PURPOSE: In the present study we investigated the root-cause of an interference signal (100-200 nm) of sugar-containing solutions in dynamic light scattering (DLS) and nanoparticle tracking analysis (NTA) and its consequences for the analysis of particles in biopharmaceutical drug products.
METHODS: Different sugars as well as sucrose of various purity grades, suppliers and lots were analyzed by DLS and NTA before and (only for sucrose) after treatment by ultrafiltration and diafiltration. Furthermore, Fourier transform infrared (FTIR) microscopy, scanning electron microscopy coupled energy-dispersive X-ray spectroscopy (SEM-EDX), and fluorescence spectroscopy were employed.

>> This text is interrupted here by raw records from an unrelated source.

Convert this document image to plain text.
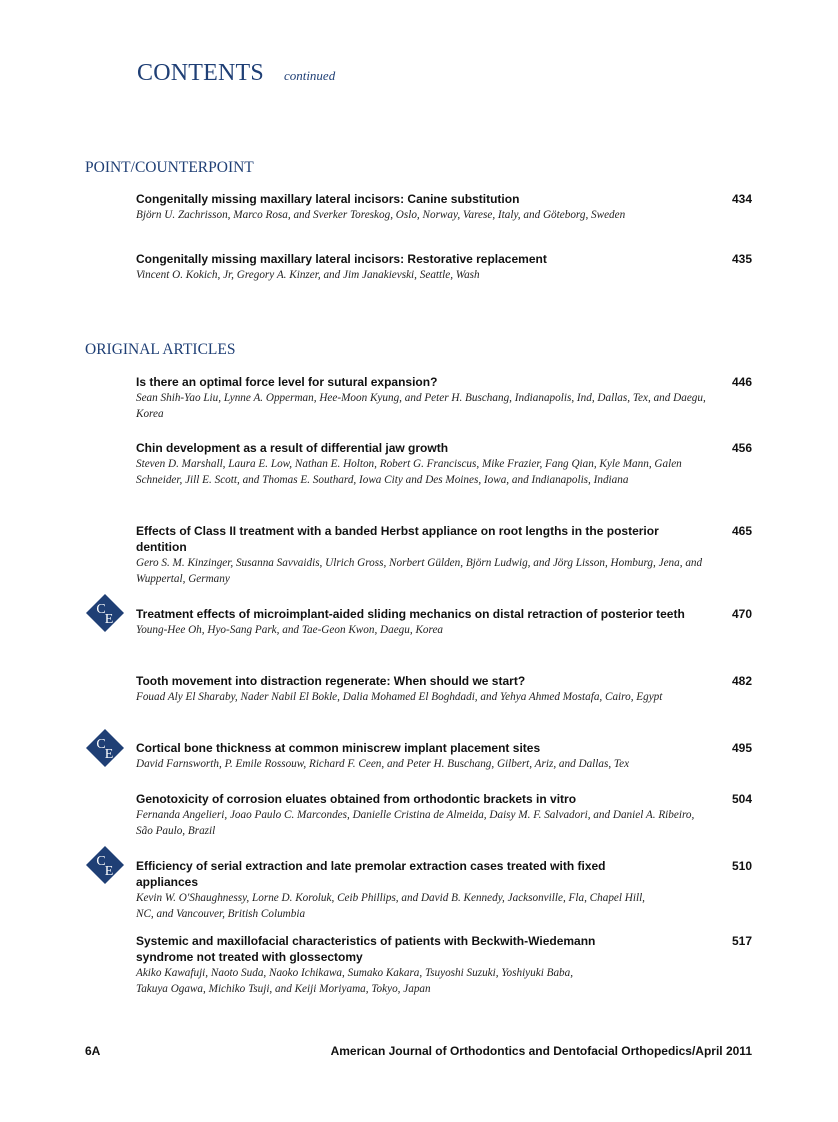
CONTENTS continued
POINT/COUNTERPOINT
Congenitally missing maxillary lateral incisors: Canine substitution
Björn U. Zachrisson, Marco Rosa, and Sverker Toreskog, Oslo, Norway, Varese, Italy, and Göteborg, Sweden
434
Congenitally missing maxillary lateral incisors: Restorative replacement
Vincent O. Kokich, Jr, Gregory A. Kinzer, and Jim Janakievski, Seattle, Wash
435
ORIGINAL ARTICLES
Is there an optimal force level for sutural expansion?
Sean Shih-Yao Liu, Lynne A. Opperman, Hee-Moon Kyung, and Peter H. Buschang, Indianapolis, Ind, Dallas, Tex, and Daegu, Korea
446
Chin development as a result of differential jaw growth
Steven D. Marshall, Laura E. Low, Nathan E. Holton, Robert G. Franciscus, Mike Frazier, Fang Qian, Kyle Mann, Galen Schneider, Jill E. Scott, and Thomas E. Southard, Iowa City and Des Moines, Iowa, and Indianapolis, Indiana
456
Effects of Class II treatment with a banded Herbst appliance on root lengths in the posterior dentition
Gero S. M. Kinzinger, Susanna Savvaidis, Ulrich Gross, Norbert Gülden, Björn Ludwig, and Jörg Lisson, Homburg, Jena, and Wuppertal, Germany
465
C
E Treatment effects of microimplant-aided sliding mechanics on distal retraction of posterior teeth
Young-Hee Oh, Hyo-Sang Park, and Tae-Geon Kwon, Daegu, Korea
470
Tooth movement into distraction regenerate: When should we start?
Fouad Aly El Sharaby, Nader Nabil El Bokle, Dalia Mohamed El Boghdadi, and Yehya Ahmed Mostafa, Cairo, Egypt
482
C
E Cortical bone thickness at common miniscrew implant placement sites
David Farnsworth, P. Emile Rossouw, Richard F. Ceen, and Peter H. Buschang, Gilbert, Ariz, and Dallas, Tex
495
Genotoxicity of corrosion eluates obtained from orthodontic brackets in vitro
Fernanda Angelieri, Joao Paulo C. Marcondes, Danielle Cristina de Almeida, Daisy M. F. Salvadori, and Daniel A. Ribeiro, São Paulo, Brazil
504
C
E Efficiency of serial extraction and late premolar extraction cases treated with fixed appliances
Kevin W. O'Shaughnessy, Lorne D. Koroluk, Ceib Phillips, and David B. Kennedy, Jacksonville, Fla, Chapel Hill, NC, and Vancouver, British Columbia
510
Systemic and maxillofacial characteristics of patients with Beckwith-Wiedemann syndrome not treated with glossectomy
Akiko Kawafuji, Naoto Suda, Naoko Ichikawa, Sumako Kakara, Tsuyoshi Suzuki, Yoshiyuki Baba, Takuya Ogawa, Michiko Tsuji, and Keiji Moriyama, Tokyo, Japan
517
6A	American Journal of Orthodontics and Dentofacial Orthopedics/April 2011
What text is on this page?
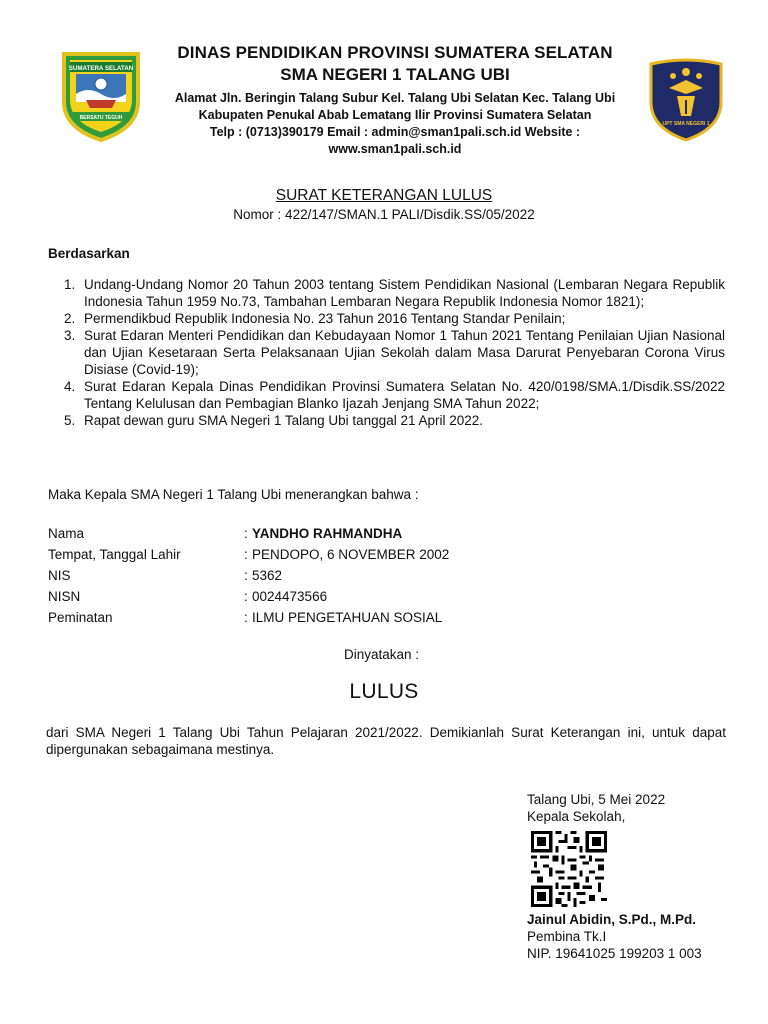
SUMATERA SELATAN
BERSATU TEGUH
DINAS PENDIDIKAN PROVINSI SUMATERA SELATAN
SMA NEGERI 1 TALANG UBI
Alamat Jln. Beringin Talang Subur Kel. Talang Ubi Selatan Kec. Talang Ubi
Kabupaten Penukal Abab Lematang Ilir Provinsi Sumatera Selatan
Telp : (0713)390179 Email : admin@sman1pali.sch.id Website :
www.sman1pali.sch.id
UPT SMA NEGERI 1
SURAT KETERANGAN LULUS
Nomor : 422/147/SMAN.1 PALI/Disdik.SS/05/2022
Berdasarkan
1. Undang-Undang Nomor 20 Tahun 2003 tentang Sistem Pendidikan Nasional (Lembaran Negara Republik Indonesia Tahun 1959 No.73, Tambahan Lembaran Negara Republik Indonesia Nomor 1821);
2. Permendikbud Republik Indonesia No. 23 Tahun 2016 Tentang Standar Penilain;
3. Surat Edaran Menteri Pendidikan dan Kebudayaan Nomor 1 Tahun 2021 Tentang Penilaian Ujian Nasional dan Ujian Kesetaraan Serta Pelaksanaan Ujian Sekolah dalam Masa Darurat Penyebaran Corona Virus Disiase (Covid-19);
4. Surat Edaran Kepala Dinas Pendidikan Provinsi Sumatera Selatan No. 420/0198/SMA.1/Disdik.SS/2022 Tentang Kelulusan dan Pembagian Blanko Ijazah Jenjang SMA Tahun 2022;
5. Rapat dewan guru SMA Negeri 1 Talang Ubi tanggal 21 April 2022.
Maka Kepala SMA Negeri 1 Talang Ubi menerangkan bahwa :
Nama	: YANDHO RAHMANDHA
Tempat, Tanggal Lahir	: PENDOPO, 6 NOVEMBER 2002
NIS	: 5362
NISN	: 0024473566
Peminatan	: ILMU PENGETAHUAN SOSIAL
Dinyatakan :
LULUS
dari SMA Negeri 1 Talang Ubi Tahun Pelajaran 2021/2022. Demikianlah Surat Keterangan ini, untuk dapat dipergunakan sebagaimana mestinya.
Talang Ubi, 5 Mei 2022
Kepala Sekolah,
Jainul Abidin, S.Pd., M.Pd.
Pembina Tk.I
NIP. 19641025 199203 1 003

RESULTS: The intensity of the interference signal differed between sugar types, sucrose of various purity grades, suppliers, and batches of the same supplier. The interference signal could be successfully eliminated from a sucrose solution by ultrafiltration (0.02 μm pore size). Nanoparticles, apparently composed of dextrans, ash components and aromatic colorants that were not completely removed during the sugar refinement process, were found responsible for the interference and were successfully purified from sucrose solutions.
CONCLUSIONS: The interference signal of sugar-containing solutions in DLS and NTA is due to the presence of nanoparticulate impurities. The nanoparticles present in sucrose were identified as agglomerates of various impurities originating from raw materials.